Oh, boy. Another time and post where I set about putting myself out there and quite possibly inserting my foot into my mouth. But at least I'm clear on the risks.
Let's start here: I think harming other lifeforms is not The Thing To Do.
And here's another facet of that whole What Do I Believe About Life gem: I think telling someone else what to do with their life is not The Thing To Do.
And how about this addendum: I believe that reasonable, flexible boundaries are a prerequisite for peace.
You can argue against and around all of the above. But I bet nobody would argue against this one: I think every human wants to feel peace.
What does any of that have to do with the infertility industry? This: In our silly national debates over health care, the apparition of rights -- right to access health care, right to insurance coverage specifics, and accordingly, the right to life -- is wafting through it all like the ever-present, silent mist that nourishes a life-filled rain forest (on a good day).
With any luck, we will all get very wet from the debate process. But who's listening?
Three pieces today -- and just three, but there are more; have been and will be -- that conjured up this morning's philosophical nature in me:
My morning ramble's starting point: The video that's making the community's rounds, Is Infertility Treatment a Right or Privilege?
[insert Big Sigh] How unfortunate that this is a Fox-produced video. I extricated myself from the Hell of TV Watching years ago, so on the occasional glance I take to spy on What Others Are Viewing, I have to remind myself that I wasn't around for the slow, hair-growth-like transformation that TV Watchers underwent in their tolerance levels. After I shake off the unnerving feeling that I'm being yelled at by talking heads, I do my best to watch this drivel with a little bit of calm objectivity.
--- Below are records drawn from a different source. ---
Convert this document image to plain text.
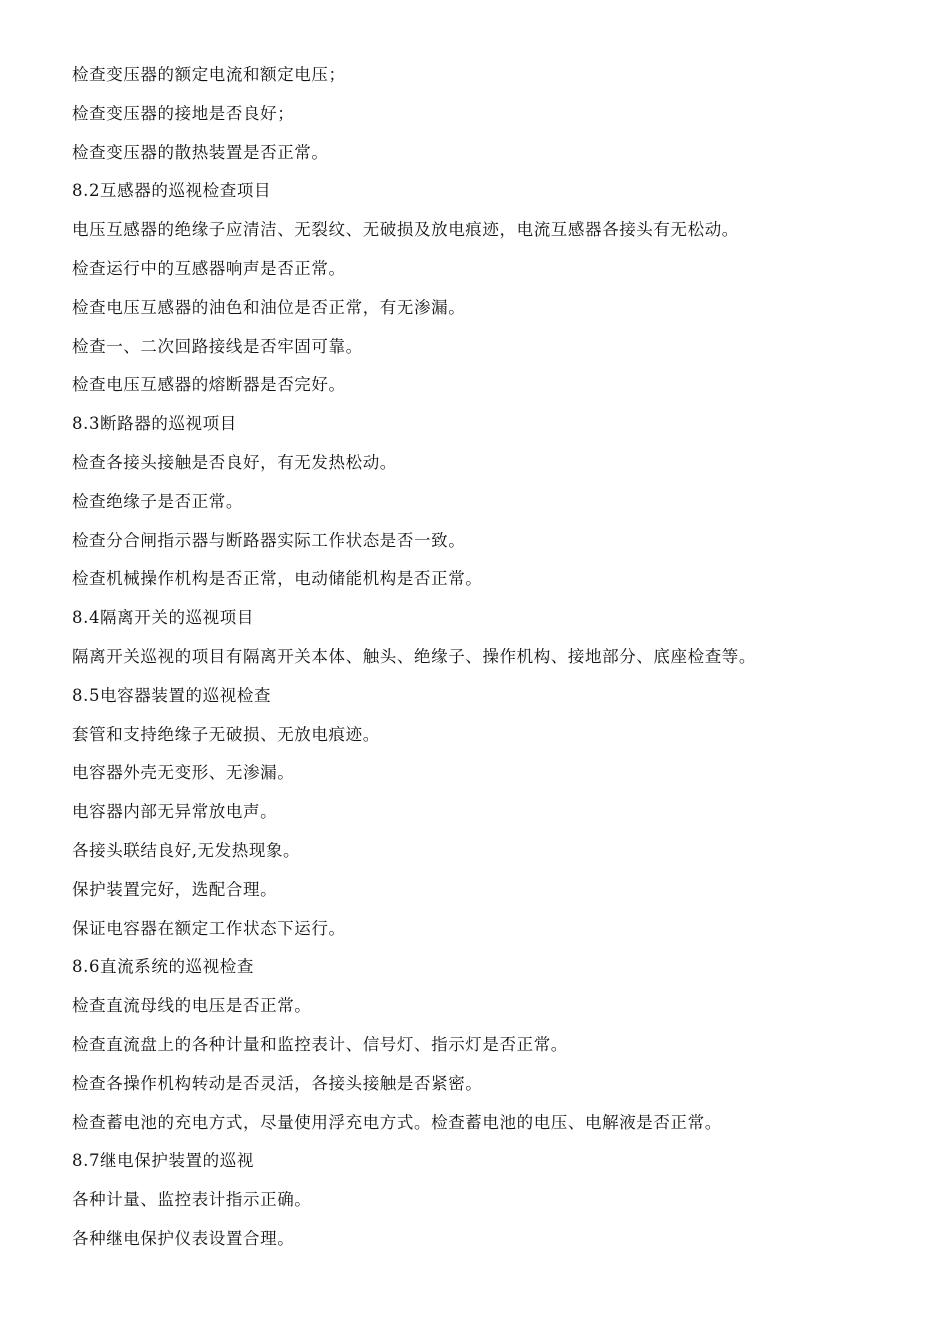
检查变压器的额定电流和额定电压；
检查变压器的接地是否良好；
检查变压器的散热装置是否正常。
8.2互感器的巡视检查项目
电压互感器的绝缘子应清洁、无裂纹、无破损及放电痕迹，电流互感器各接头有无松动。
检查运行中的互感器响声是否正常。
检查电压互感器的油色和油位是否正常，有无渗漏。
检查一、二次回路接线是否牢固可靠。
检查电压互感器的熔断器是否完好。
8.3断路器的巡视项目
检查各接头接触是否良好，有无发热松动。
检查绝缘子是否正常。
检查分合闸指示器与断路器实际工作状态是否一致。
检查机械操作机构是否正常，电动储能机构是否正常。
8.4隔离开关的巡视项目
隔离开关巡视的项目有隔离开关本体、触头、绝缘子、操作机构、接地部分、底座检查等。
8.5电容器装置的巡视检查
套管和支持绝缘子无破损、无放电痕迹。
电容器外壳无变形、无渗漏。
电容器内部无异常放电声。
各接头联结良好,无发热现象。
保护装置完好，选配合理。
保证电容器在额定工作状态下运行。
8.6直流系统的巡视检查
检查直流母线的电压是否正常。
检查直流盘上的各种计量和监控表计、信号灯、指示灯是否正常。
检查各操作机构转动是否灵活，各接头接触是否紧密。
检查蓄电池的充电方式，尽量使用浮充电方式。检查蓄电池的电压、电解液是否正常。
8.7继电保护装置的巡视
各种计量、监控表计指示正确。
各种继电保护仪表设置合理。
The only good I see coming from such "debates" (how special that the "journalist" is a new RESOLVE Board member! did I hear that right?) is that maybe -- just. maybe. -- thoughts about the bigger picture will be conjured up in a wider swath of minds.
Then, in a media format a little more palatable to my out-of-sync brain, a piece by Liz Zemba on the Pittsburgh Tribune-Review's site, Debate swirls around overseas surrogacy
It's a good introduction to what Arthur Caplan calls "a weird version of medical tourism." Weird, indeed. Another term you might use is "nauseating."
My eyebrows first furrowed in paragraph one, where the couple who's started a surrogacy service gave up on adoption "after 22 years of marriage" -- where's the 'why'? On their business website, that's where. The Hui-Wee's cratered under the adoption option because of "too much red tape, too expensive, or too much competition." Their surrogacy journey wasn't a piece of cake, either, but at least they got a baby out of the deal.
On The Telegraph, a review by Jim Endersby of the book "Unnatural: The Heretical Idea of Making People" by Philip Ball
I've always enjoyed using phrases like "making people" (usually "making babies" when I can get away with it) because it brings down to a fine-point all the more euphemistic terms, many of which I generate right here at my laptop, in the field of reproductive medicine.
Endersby's review is the first I've heard of "Unnatural", and it's a positive one. He does finish his coverage by stating plainly, "I found myself persuaded by Ball’s ethical and practical arguments, yet unconvinced that the benefits of making artificial people are sufficient to justify the costs."
Instead of meander on and on about what I think or how I think the dots are connected up there, I'll just rest my fingertips and let the silence do the talking.